Rivers-Cochran said The Army of Survivors reached out to SafeSport in 2022 to share recommendations of how the Center could be more athlete-centered and trauma-informed, based on feedback from athletes. SafeSport initially said it would respond, Rivers-Cochran said, but has not.

“We have not received a response, after several attempts to request further feedback and possible next steps in our attempting to offer opportunities for training and consultation on what it means to be trauma-informed and athlete-centered,” she said.

Because of its need for independence, SafeSport does not report to the USOPC. But it doesn’t seem to answer to anyone else, either.

Colon said SafeSport provides data to members of Congress on a regular basis, but there is no formal hearing each year to review its performance. The last GAO analysis of SafeSport’s performance was at the end of 2020, and its yearly checks now only ensure the Center is maintaining independence from the USOPC.

SafeSport has also been selective about the data and information it’s made public, which Colon blamed on not having a mechanism that could provide reliable, up-to-date statistics.

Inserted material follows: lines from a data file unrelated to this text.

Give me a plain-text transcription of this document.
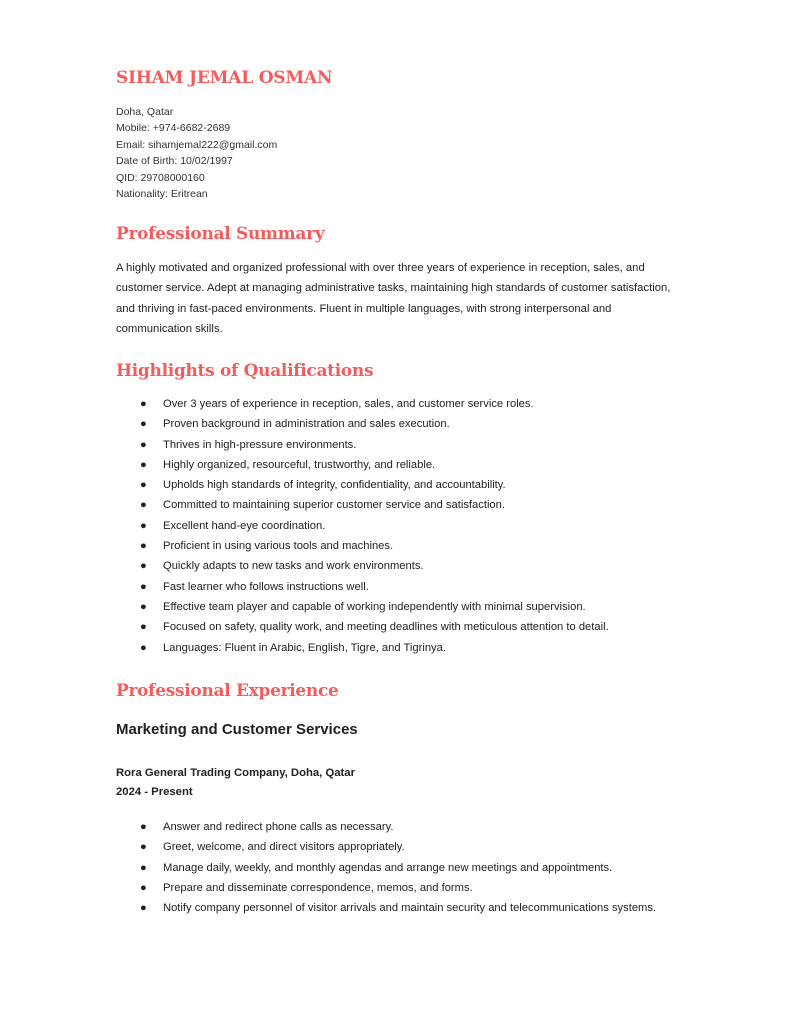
SIHAM JEMAL OSMAN
Doha, Qatar
Mobile: +974-6682-2689
Email: sihamjemal222@gmail.com
Date of Birth: 10/02/1997
QID: 29708000160
Nationality: Eritrean
Professional Summary

A highly motivated and organized professional with over three years of experience in reception, sales, and customer service. Adept at managing administrative tasks, maintaining high standards of customer satisfaction, and thriving in fast-paced environments. Fluent in multiple languages, with strong interpersonal and communication skills.

Highlights of Qualifications
● Over 3 years of experience in reception, sales, and customer service roles.
● Proven background in administration and sales execution.
● Thrives in high-pressure environments.
● Highly organized, resourceful, trustworthy, and reliable.
● Upholds high standards of integrity, confidentiality, and accountability.
● Committed to maintaining superior customer service and satisfaction.
● Excellent hand-eye coordination.
● Proficient in using various tools and machines.
● Quickly adapts to new tasks and work environments.
● Fast learner who follows instructions well.
● Effective team player and capable of working independently with minimal supervision.
● Focused on safety, quality work, and meeting deadlines with meticulous attention to detail.
● Languages: Fluent in Arabic, English, Tigre, and Tigrinya.
Professional Experience
Marketing and Customer Services
Rora General Trading Company, Doha, Qatar
2024 - Present
● Answer and redirect phone calls as necessary.
● Greet, welcome, and direct visitors appropriately.
● Manage daily, weekly, and monthly agendas and arrange new meetings and appointments.
● Prepare and disseminate correspondence, memos, and forms.
● Notify company personnel of visitor arrivals and maintain security and telecommunications systems.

Those who deal with SafeSport, who need SafeSport, fear that lack of accountability gives the Center little incentive to accept criticism or change its actions.

That, Manly said, is simply unacceptable.

“All of us as adults, especially adults when we have children under our care, have to put them first. Not our jobs, not our reputations, not our money,” Manly said.

“We’re the only things standing between them and the (abuser).”